Selon G. Fenech : « le moindre fléchissement permettrait à tous les contempteurs de l’Etat de droit et du respect de l’individu de regagner du terrain. Dans cette action des pouvoirs publics, le juge « gardien des libertés » doit veiller comme en tout autre domaine à préserver les droits essentiels que sont les libertés d’association, de conscience ou de religion. Mais sous couvert de respect de ces libertés, la réalité de la mouvance sectaire dissimule souvent des atteintes graves à l’ordre public, aux personnes et aux biens ».

 

Plus loin : « Je reprendrai pour ma part, en guise de conclusion à mes travaux, le vœu même du Président de la MIVILUDES Jean-Michel ROULET : « Puissions nous ne jamais nous tromper de victimes et continuer à répondre à ceux qui appellent légitimement l’Etat au secours ». J.M Roulet et G. Fenech à sa suite refusent de prendre en compte les dommages collatéraux de leur politique sur de nombreuses personnes honnêtes et sincères qui n’aspirent qu’à vivre en paix leurs choix spirituels.

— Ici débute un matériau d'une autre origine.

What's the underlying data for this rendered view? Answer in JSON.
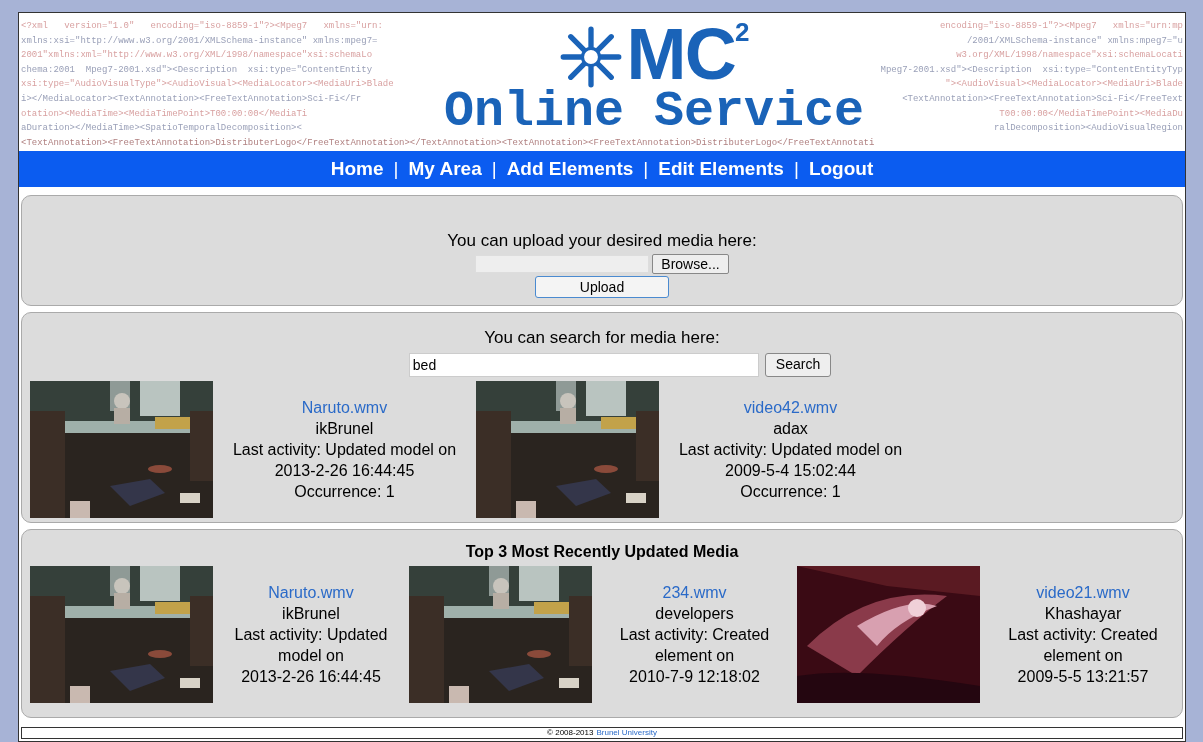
{
  "banner": {
    "xml_left": [
      "<?xml   version=\"1.0\"   encoding=\"iso-8859-1\"?><Mpeg7   xmlns=\"urn:",
      "xmlns:xsi=\"http://www.w3.org/2001/XMLSchema-instance\" xmlns:mpeg7=",
      "2001\"xmlns:xml=\"http://www.w3.org/XML/1998/namespace\"xsi:schemaLo",
      "chema:2001  Mpeg7-2001.xsd\"><Description  xsi:type=\"ContentEntity",
      "xsi:type=\"AudioVisualType\"><AudioVisual><MediaLocator><MediaUri>Blade",
      "i></MediaLocator><TextAnnotation><FreeTextAnnotation>Sci-Fi</Fr",
      "otation><MediaTime><MediaTimePoint>T00:00:00</MediaTi",
      "aDuration></MediaTime><SpatioTemporalDecomposition><"
    ],
    "xml_right": [
      "encoding=\"iso-8859-1\"?><Mpeg7   xmlns=\"urn:mp",
      "/2001/XMLSchema-instance\" xmlns:mpeg7=\"u",
      "w3.org/XML/1998/namespace\"xsi:schemaLocati",
      "Mpeg7-2001.xsd\"><Description  xsi:type=\"ContentEntityTyp",
      "\"><AudioVisual><MediaLocator><MediaUri>Blade",
      "<TextAnnotation><FreeTextAnnotation>Sci-Fi</FreeText",
      "T00:00:00</MediaTimePoint><MediaDu",
      "ralDecomposition><AudioVisualRegion"
    ],
    "xml_bottom": "<TextAnnotation><FreeTextAnnotation>DistributerLogo</FreeTextAnnotation></TextAnnotation><TextAnnotation><FreeTextAnnotation>DistributerLogo</FreeTextAnnotati",
    "logo_main": "MC",
    "logo_sup": "2",
    "logo_sub": "Online Service"
  },
  "nav": [
    "Home",
    "My Area",
    "Add Elements",
    "Edit Elements",
    "Logout"
  ],
  "nav_separator": "|",
  "upload": {
    "prompt": "You can upload your desired media here:",
    "browse": "Browse...",
    "button": "Upload"
  },
  "search": {
    "prompt": "You can search for media here:",
    "value": "bed",
    "button": "Search",
    "results": [
      {
        "title": "Naruto.wmv",
        "user": "ikBrunel",
        "activity": "Last activity: Updated model on",
        "time": "2013-2-26 16:44:45",
        "occurrence": "Occurrence: 1"
      },
      {
        "title": "video42.wmv",
        "user": "adax",
        "activity": "Last activity: Updated model on",
        "time": "2009-5-4 15:02:44",
        "occurrence": "Occurrence: 1"
      }
    ]
  },
  "recent": {
    "title": "Top 3 Most Recently Updated Media",
    "items": [
      {
        "title": "Naruto.wmv",
        "user": "ikBrunel",
        "activity": "Last activity: Updated model on",
        "time": "2013-2-26 16:44:45"
      },
      {
        "title": "234.wmv",
        "user": "developers",
        "activity": "Last activity: Created element on",
        "time": "2010-7-9 12:18:02"
      },
      {
        "title": "video21.wmv",
        "user": "Khashayar",
        "activity": "Last activity: Created element on",
        "time": "2009-5-5 13:21:57"
      }
    ]
  },
  "footer": {
    "text": "© 2008-2013",
    "link": "Brunel University"
  }
}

Séparer les bonnes des mauvaises victimes est typique d’un système de propagande, comme le montre Noam Chomsky dans son livre « Manufacturing Consent » (Editions Vintage). Dans ces conditions, prétendre protéger les « vraies » victimes et les « vraies » libertés individuelles est une forfaiture.

 

Le Rapport de G. Fenech n’est pas différent, dans le fond et la forme, des documents publiés par la MIVILUDES (le magistrat était membre du Conseil d’Orientation de la Mission avant d’en être Président). A défaut de disposer en France d’un véritable Observatoire indépendant des minorités spirituelles, il est légitime d’attendre d’un organisme public comme la MIVILUDES :

-       qu’il garantisse le respect du contradictoire, au lieu de privilégier les seules thèses des associations antisectes ;

-       qu’il adopte une démarche de connaissance pluraliste s’appuyant sur des faits étayés et non sur des amalgames, des rumeurs et de la désinformation ;

-       qu’il respecte l’esprit de la laïcité française sans la travestir en une version autoritaire et intolérante ;

-       qu'il s’attache à promouvoir les règles de droit commun au lieu de préconiser une législation spécifique et discriminatoire.

 

Ces qualités ne sont pas présentes dans le Rapport de G. Fenech, pourtant haut magistrat, ce qui augure mal du fonctionnement de la Mission Interministérielle dans les prochaines années.